In the Gyanvapi Mosque Dispute, the SC may be gradually setting aside the explicit protections provided by the Places of Worship (Special Provisions) Act, 1991 (PoW Act). In pursuit of finding a ‘balance’ between the interests of the parties, it may deepen communal conflicts instead.
The Gyanvapi dispute started when five Hindu women filed a petition at a Varanasi Civil Court in August 2021. They sought permission to worship Hindu idols allegedly located within the mosque—which they claim stands atop the Kashi Vishwanath temple demolished by Mughal Emperor Aurangzeb in the 17th century. In April 2022, the Civil Court Judge ordered a ‘videographic survey’ to investigate the claim. This Order was challenged in the Allahabad High Court to no avail. The mosque’s Management Committee approached the SC on May 13th seeking a stay on the survey. It argued that the survey violates Section 4 of the PoW Act—which prohibits changing the ‘religious character’ of a place of worship as it existed on August 15th, 1947.
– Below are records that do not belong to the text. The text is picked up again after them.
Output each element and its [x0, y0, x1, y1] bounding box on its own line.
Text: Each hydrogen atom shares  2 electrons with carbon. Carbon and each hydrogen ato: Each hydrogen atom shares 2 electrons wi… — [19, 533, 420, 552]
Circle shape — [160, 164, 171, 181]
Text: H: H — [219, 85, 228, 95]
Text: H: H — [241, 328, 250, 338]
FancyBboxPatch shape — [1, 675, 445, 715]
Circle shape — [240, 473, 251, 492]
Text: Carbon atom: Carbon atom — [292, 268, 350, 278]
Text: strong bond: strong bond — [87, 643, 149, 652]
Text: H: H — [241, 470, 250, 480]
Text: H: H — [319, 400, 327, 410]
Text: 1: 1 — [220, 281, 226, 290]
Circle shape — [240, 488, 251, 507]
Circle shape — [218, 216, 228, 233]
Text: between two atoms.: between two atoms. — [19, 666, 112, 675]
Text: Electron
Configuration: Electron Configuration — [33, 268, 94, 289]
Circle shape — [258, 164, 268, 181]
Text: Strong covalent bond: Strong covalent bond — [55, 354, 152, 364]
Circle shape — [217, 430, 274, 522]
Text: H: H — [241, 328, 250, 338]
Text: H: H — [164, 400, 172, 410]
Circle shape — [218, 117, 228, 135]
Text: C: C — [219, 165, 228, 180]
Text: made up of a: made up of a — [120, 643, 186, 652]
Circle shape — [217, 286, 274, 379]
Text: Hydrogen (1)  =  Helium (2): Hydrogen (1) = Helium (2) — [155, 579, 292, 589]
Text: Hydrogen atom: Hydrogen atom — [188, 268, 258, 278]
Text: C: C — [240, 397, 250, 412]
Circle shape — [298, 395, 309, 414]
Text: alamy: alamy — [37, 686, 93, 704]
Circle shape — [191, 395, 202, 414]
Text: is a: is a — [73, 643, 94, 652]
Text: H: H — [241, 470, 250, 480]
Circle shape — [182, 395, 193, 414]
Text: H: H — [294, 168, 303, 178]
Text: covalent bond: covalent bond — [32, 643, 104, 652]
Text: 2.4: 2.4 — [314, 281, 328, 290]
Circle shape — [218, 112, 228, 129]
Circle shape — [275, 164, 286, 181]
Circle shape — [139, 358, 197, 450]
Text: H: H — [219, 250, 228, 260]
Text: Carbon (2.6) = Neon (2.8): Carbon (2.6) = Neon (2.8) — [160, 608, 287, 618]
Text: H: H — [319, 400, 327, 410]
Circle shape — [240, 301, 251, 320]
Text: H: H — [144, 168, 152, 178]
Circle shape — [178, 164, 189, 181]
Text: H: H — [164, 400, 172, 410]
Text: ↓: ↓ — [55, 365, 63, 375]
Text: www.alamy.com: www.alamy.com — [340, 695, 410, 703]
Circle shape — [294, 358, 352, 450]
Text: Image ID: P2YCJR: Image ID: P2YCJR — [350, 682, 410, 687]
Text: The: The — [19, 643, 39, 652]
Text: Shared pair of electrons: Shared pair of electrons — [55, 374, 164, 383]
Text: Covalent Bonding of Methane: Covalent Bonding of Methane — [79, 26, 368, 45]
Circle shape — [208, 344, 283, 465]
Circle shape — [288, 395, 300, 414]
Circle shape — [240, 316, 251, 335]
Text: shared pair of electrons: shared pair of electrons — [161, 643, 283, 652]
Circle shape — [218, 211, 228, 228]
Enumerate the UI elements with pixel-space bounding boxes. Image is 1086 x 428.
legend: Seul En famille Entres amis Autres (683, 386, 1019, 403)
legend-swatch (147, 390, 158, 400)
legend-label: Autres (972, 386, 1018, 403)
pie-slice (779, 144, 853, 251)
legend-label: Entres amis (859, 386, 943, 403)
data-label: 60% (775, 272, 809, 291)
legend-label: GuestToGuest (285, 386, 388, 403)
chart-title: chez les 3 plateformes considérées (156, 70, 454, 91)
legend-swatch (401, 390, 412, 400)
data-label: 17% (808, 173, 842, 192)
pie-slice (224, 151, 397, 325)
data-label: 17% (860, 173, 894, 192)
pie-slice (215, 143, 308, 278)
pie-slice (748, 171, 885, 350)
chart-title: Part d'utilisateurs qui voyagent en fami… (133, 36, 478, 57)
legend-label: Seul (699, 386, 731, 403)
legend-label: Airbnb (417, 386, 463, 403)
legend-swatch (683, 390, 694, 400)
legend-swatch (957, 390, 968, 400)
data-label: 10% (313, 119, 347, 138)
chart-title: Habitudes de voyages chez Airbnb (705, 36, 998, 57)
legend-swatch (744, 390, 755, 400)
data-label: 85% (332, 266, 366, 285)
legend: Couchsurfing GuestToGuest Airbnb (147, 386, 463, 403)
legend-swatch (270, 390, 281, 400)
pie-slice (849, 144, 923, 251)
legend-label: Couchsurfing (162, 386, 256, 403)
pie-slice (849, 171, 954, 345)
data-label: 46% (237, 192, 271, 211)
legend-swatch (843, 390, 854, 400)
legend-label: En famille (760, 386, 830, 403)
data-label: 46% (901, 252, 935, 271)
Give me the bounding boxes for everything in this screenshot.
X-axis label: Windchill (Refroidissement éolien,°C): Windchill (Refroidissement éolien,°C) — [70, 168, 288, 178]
The PoW Act was passed in 1991 against the backdrop of the Babri-Ayodhya conflict. It creates an absolute bar to any change to the religious character of a place of worship except in the Babri-Ayodhya case. Its underlying purpose was to end legal disputes arising out of contested places of worship. Aware of this strained past, Justice D.Y. Chandrachud, who leads the Bench, insisted across hearings that interests must be balanced in this politicised case.
However, on May 20th, Chandrachud J observed—without passing an Order to its effect—that since the survey was purely investigatory, it would not affect the mosque’s religious character. Incidentally, Chandrachud J was part of the 5-Judge Bench that decided the Ayodhya Title Dispute in 2019. In the dispute, the Ayodhya exception in the PoW Act permitted the SC to award the title for the land on which Babri Masjid stood to the deity, Shri Ram Virajman. Given that the Gyanvapi dispute is not an exception to the Act, Chandrachud J’s comments are brought into sharp focus. The survey itself seems to fly in the face of the Court’s observations on the PoW Act in its Ayodhya Judgment.
How Has the Supreme Court Viewed the PoW Act?
The 5-Judge Bench held, in no uncertain terms, that the purpose of the PoW Act and its cut-off date of August 15th, 1947, was to acknowledge that India’s Independence presented an opportunity to ‘heal the wounds of the past’. The Court strongly stated that it must abide by ‘non-retrogression’ and that it could not allow history to be used as a tool to dredge up old disputes and start conflicts anew.
Chandrachud J’s observations in the Gyanvapi dispute, on the other hand, seem to imply that a survey is permissible despite the Court’s stance in the Ayodhya Judgment, and that its results hold weight in deciding the mosque’s character. Following his comments, the Bench transferred the petition to the ‘more seasoned hand’ of a Varanasi District Judge.
Such allowances when interpreting the PoW Act could affect the manner in which the case is decided in the District Court. The ostensible intention to find a ‘balance’ in this case may instead tip the scales towards setting aside the principles of the PoW Act—and the Court’s own comments on the law.
What Are The Possible Consequences Of Allowing the Survey?
The tacit acceptance of surveys to assess the religious character of a place of worship presents long-term consequences that could place the principles of the PoW Act in peril. Already, a bevy of challenges to the religious character of places of worship are arising in the wake of Gyanvapi. The Mathura District Court admitted a petition claiming the presence of Hindu ‘artefacts’ at the Shahi Idgah Masjid. In Karnataka, the Narendra Modi Vichar Manch is seeking permission to allow prayers inside a mosque in Srirangapatna—claiming it was built on top of a Hanuman temple during the reign of Tipu Sultan. In these cases, and in many others, ‘surveys’ are being sought, placing the Court’s findings in Ayodhya on shaky ground.